Artigo

Tecnologia demais é pecado?

João da silva
Março
2 / 2018

A maioria das pessoas está cada dia mais acostumada a ficar dia e noite de olhos fixos nas telas dos smartphones. O jeito de se comunicar vem sofrendo mudanças drásticas, afetando desde as reuniões familiares às convenções sociais. Pode ser na mesa de jantar em casa(isso quando a família ainda consegue se reunir para as refeições) ou na mesa de um restaurante, as pessoas envolvidas dividem seu tempo entre a conversa entre os presentes e seus contatos virtuais, por meio das mídias sociais.

Uma pesquisa feita pelo Instituto Gallup em 2015 diz que a maioria dos usuários de celulares verifica seus telefones pelo menos uma vez a cada hora e deixa o aparelho próximo da cama enquanto dorme. Somos a geração dos ultra-conectados. Outra pesquisa, da FlashGap, revela que 87% das pessoas admitiram não prestar atenção em uma conversa na vida real porque estavam olhando para o telefone.

O cristão pode, e deve, fazer uso da tecnologia como uma ferramenta positiva, seja em seus relacionamentos interpessoais, seja na evangelização.
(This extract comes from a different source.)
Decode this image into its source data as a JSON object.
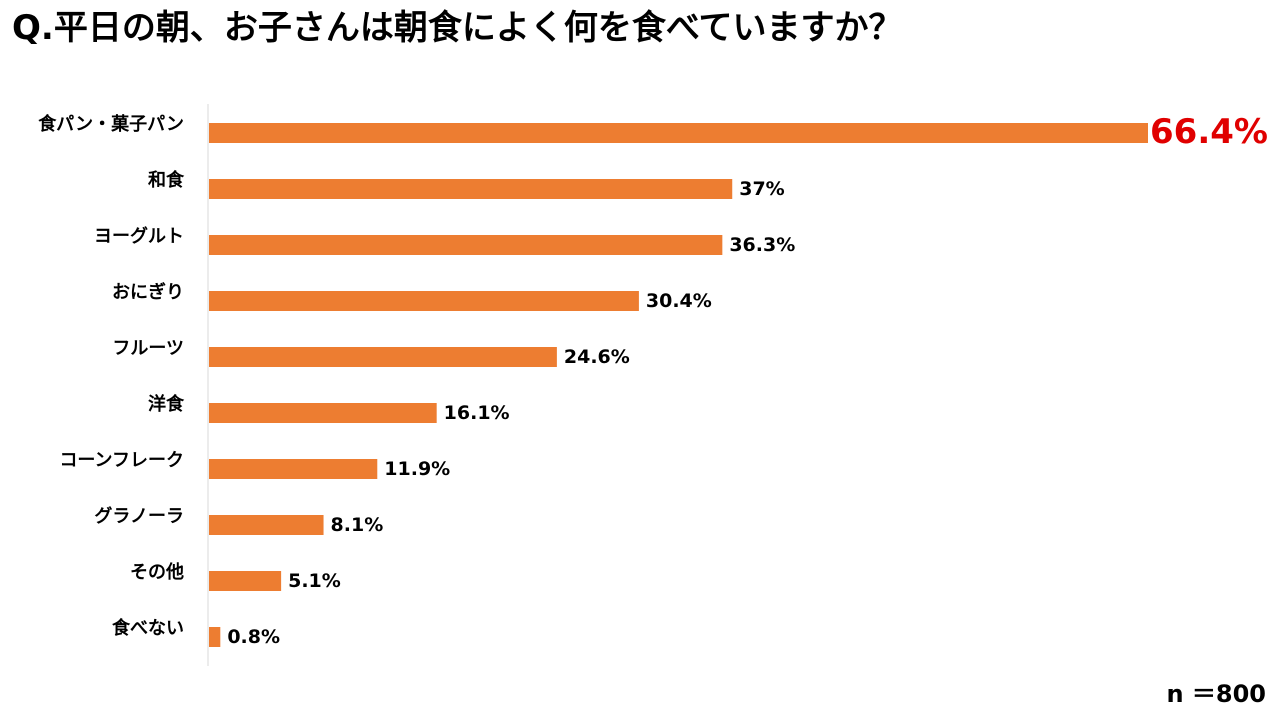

Compartilhar mensagens bíblicas, notícias relevantes e debates inter-religiosos, são coisas que fazem parte do dia a dia de muitos cristãos. Promover eventos e programar encontros, ou até mesmo vender aqueles produtos que ajudam a pagar as contas no final do mês.

Porém existem alguns perigos nessa avalanche de informações que enchem nossa timeline todos os dias. O que antes eram apenas conversa entre amigos, agora se torna algo público e pode alcançar milhões de pessoas em apenas alguns cliques. Portanto, uma opinião formulada em um momento de infelicidade, pode causar repercussões estratosféricas. Que o digam algumas personalidades, artistas e políticos cristãos que vivem em meio a polêmicas nas mídias sociais.